TRANSCRIPT
For some it may feel like yesterday, for others, a lifetime ago.
Officially it's five years. On March 11, 2020, COVID-19 was declared a global pandemic
Seven million deaths have been reported to the WHO but it estimates at least 20 million lives were lost.
While the virus continues to circulate, vaccines as well as immunity from infections, have led to a significant decrease in hospitalisations and deaths.
Five years on, COVID-19 has become endemic on every continent
Today, health experts are shifting their focus to the prospect of a new pandemic.
Professor Paul Kelly - Australia's former top doctor - helped steer Australia's COVID-19 public health response
“I do worry about global preparedness, and I think one of the key lessons from the Covid pandemic was that we were not prepared as much as we thought we were. There was a tendency for us to hide behind our border and to ignore the rest of the world. And Australia can be counted in that unfortunate statistic as well.”
He believes another pandemic is "inevitable" as do other infectious disease experts who are monitoring an outbreak of a mysterious viral disease in the Democratic Republic of Congo.
Associate Professor Sanjaya Senanayake [[Sena-nih-kah]], an infectious Diseases Specialist at the Australia National University says there is also concern for a strain of avian influenza, also known as as the bird flu, which has
spilled over into humans.
“We are seeing so many new infections appear, and right now in the US they've got a strain of avian influenza, which we are keeping a very close eye on, which has the potential to turn into a pandemic.
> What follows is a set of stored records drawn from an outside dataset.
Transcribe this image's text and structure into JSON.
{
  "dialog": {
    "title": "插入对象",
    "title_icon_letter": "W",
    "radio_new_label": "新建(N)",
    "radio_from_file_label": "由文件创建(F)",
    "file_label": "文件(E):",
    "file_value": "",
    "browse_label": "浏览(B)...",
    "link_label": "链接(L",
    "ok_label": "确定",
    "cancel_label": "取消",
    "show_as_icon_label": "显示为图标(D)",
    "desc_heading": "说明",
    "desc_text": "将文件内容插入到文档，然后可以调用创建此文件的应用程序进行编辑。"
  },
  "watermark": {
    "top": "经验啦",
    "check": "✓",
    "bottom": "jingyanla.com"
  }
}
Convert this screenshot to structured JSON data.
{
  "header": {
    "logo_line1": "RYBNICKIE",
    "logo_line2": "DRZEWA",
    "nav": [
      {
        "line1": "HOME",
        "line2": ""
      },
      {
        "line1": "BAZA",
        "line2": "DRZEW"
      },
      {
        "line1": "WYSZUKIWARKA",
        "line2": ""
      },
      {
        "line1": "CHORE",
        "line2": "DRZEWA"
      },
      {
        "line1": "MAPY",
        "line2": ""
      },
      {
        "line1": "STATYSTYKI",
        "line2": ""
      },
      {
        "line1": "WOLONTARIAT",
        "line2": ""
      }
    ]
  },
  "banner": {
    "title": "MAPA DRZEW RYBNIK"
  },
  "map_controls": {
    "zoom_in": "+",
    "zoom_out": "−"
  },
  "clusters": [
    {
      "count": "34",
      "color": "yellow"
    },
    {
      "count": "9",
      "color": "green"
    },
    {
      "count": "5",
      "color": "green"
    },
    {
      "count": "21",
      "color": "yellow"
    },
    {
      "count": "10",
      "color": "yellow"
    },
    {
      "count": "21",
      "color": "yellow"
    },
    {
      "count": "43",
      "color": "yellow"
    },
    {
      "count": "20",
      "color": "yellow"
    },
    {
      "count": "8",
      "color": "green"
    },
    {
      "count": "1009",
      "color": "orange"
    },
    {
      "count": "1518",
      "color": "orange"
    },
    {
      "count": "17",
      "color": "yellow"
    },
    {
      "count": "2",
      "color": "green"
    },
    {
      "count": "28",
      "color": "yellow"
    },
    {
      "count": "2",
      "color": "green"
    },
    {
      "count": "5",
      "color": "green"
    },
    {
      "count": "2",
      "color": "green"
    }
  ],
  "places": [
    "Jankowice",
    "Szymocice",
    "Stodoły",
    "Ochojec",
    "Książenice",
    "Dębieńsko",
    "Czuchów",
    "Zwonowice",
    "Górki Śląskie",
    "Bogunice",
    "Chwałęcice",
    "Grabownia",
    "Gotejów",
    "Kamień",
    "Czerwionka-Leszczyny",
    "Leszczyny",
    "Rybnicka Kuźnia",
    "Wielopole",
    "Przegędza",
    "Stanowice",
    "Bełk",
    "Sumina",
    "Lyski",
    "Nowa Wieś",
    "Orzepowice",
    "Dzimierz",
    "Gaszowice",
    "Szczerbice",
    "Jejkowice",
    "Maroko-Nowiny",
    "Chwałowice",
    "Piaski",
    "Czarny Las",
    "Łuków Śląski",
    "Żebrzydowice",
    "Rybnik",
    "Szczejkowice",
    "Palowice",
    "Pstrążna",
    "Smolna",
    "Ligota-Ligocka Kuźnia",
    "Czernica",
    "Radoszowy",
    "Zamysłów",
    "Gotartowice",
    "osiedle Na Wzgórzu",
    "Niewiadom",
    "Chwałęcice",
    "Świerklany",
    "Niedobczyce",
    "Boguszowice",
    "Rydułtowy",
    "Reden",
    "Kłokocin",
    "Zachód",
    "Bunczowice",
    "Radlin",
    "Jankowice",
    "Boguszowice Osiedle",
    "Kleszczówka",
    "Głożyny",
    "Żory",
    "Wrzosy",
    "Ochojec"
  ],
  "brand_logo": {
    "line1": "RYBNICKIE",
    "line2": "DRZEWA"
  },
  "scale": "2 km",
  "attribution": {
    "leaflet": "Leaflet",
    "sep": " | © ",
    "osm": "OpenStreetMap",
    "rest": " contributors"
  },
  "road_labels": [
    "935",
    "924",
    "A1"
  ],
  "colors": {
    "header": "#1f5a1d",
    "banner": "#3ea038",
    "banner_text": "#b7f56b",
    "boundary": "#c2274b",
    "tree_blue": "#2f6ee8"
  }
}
So yeah, there are lots of infections out there, lots of new ones emerging from the animal world to the human world. And it's very likely that one of those will be the candidate, the most likely candidate for the next pandemic.”
One of the recommendations from the 2024 independent review into Australia's COVID response was to establish a Centre for Disease Control
A permanent facility has yet to be established.
“I still feel that that's got a way to go in terms of fulfilling its mandate but the mandate is there and it's funded and improving national data, improving networks nationally and internationally, and having a much smarter approach to communications about a lot of these issues now rather than having to invent them on the run as it were, as we did last time. So I think that's got enormous potential and we need to really support that idea.”
Professor Kelly is concerned too about the erosion of public trust. He worries people may not accept another vaccine program.
“Trust is hard to win and easy to lose. And I think that will be a major issue for us going to the next pandemic. The Australian public was enormously trusting of medical advice and the politicians that were in charge at the national and the state and territory level. I'm not sure that that's the case now.”